Clauses 4 and 5 of the bill clarify the relationship between development proposals and development applications. The amendments make it clear the development tables in the territory plan are not the sole determinant of the required assessment track.
Sectors of the ACT construction industry expressed concern with increased delays during implementation of the Planning and Development Act and new territory plan. These sectors expressed the view that a tolerance on allowable changes to construction under a development approval would benefit all stakeholders, including homeowners. The intention of clauses 7, 8 and 9 is to meet these concerns of industry by overcoming delays caused by minor contraventions of development approvals. The provisions prescribe the tolerances within which development under a DA may lawfully vary from the DA without the need for another application or amendment. Clause 9 also permits minor DA amendments to be assessed and processed quickly without further public consultation or further referral to a government agency. The ability to proceed without these steps is tightly circumscribed.

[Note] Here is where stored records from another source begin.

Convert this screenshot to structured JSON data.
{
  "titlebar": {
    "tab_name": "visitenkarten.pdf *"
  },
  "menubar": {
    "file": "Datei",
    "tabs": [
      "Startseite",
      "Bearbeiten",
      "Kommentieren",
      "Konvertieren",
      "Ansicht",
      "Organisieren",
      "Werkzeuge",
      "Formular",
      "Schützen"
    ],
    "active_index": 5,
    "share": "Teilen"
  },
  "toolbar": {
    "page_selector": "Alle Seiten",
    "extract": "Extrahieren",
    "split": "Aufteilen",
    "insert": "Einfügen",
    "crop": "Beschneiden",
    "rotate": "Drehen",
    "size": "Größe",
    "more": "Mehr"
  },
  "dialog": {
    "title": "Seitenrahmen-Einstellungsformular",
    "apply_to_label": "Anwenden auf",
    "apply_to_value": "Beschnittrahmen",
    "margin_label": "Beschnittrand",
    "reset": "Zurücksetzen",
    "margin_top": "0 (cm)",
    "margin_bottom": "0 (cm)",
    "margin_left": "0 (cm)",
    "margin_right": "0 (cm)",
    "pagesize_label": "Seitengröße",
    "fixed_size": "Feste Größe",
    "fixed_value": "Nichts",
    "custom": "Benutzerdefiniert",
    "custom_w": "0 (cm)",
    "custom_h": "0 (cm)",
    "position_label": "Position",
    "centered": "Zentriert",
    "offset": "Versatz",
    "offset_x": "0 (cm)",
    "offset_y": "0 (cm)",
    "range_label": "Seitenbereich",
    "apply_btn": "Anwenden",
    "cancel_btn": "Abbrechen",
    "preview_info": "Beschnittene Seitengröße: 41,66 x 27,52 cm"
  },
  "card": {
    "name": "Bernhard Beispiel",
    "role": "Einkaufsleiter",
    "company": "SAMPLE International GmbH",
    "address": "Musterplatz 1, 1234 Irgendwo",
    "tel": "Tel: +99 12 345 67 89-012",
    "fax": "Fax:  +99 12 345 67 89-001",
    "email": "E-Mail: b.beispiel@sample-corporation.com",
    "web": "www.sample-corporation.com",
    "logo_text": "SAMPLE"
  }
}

Further amendments to the act made by clauses 10 and 11 of the bill clarify sections 203 and 204 of the act. The amendments clarify that the provisions under schedule 1 only apply if the act changes and not if the development itself changes, to the extent that it is no longer exempt development.
I now turn to the various provisions in the bill which deal with payments for leases. Clauses 12, 16 and 18 make amendments that allow a further grant of a rural lease to be made where an undertaking to pay rent and/or pay by instalments is made. Under the Planning and Development Act, the Planning and Land Authority may not grant a lease for less than market value except in circumstances set out in the act.
Clauses 15 and 33 of the bill provide for additional circumstances when a lease may be granted at less than market value. Clause 15 specifies conditions under which a person may apply for the grant of a new lease where the new lease adjoins another granted to the person. Clause 33 specifies the payment conditions for a lease to a community organisation.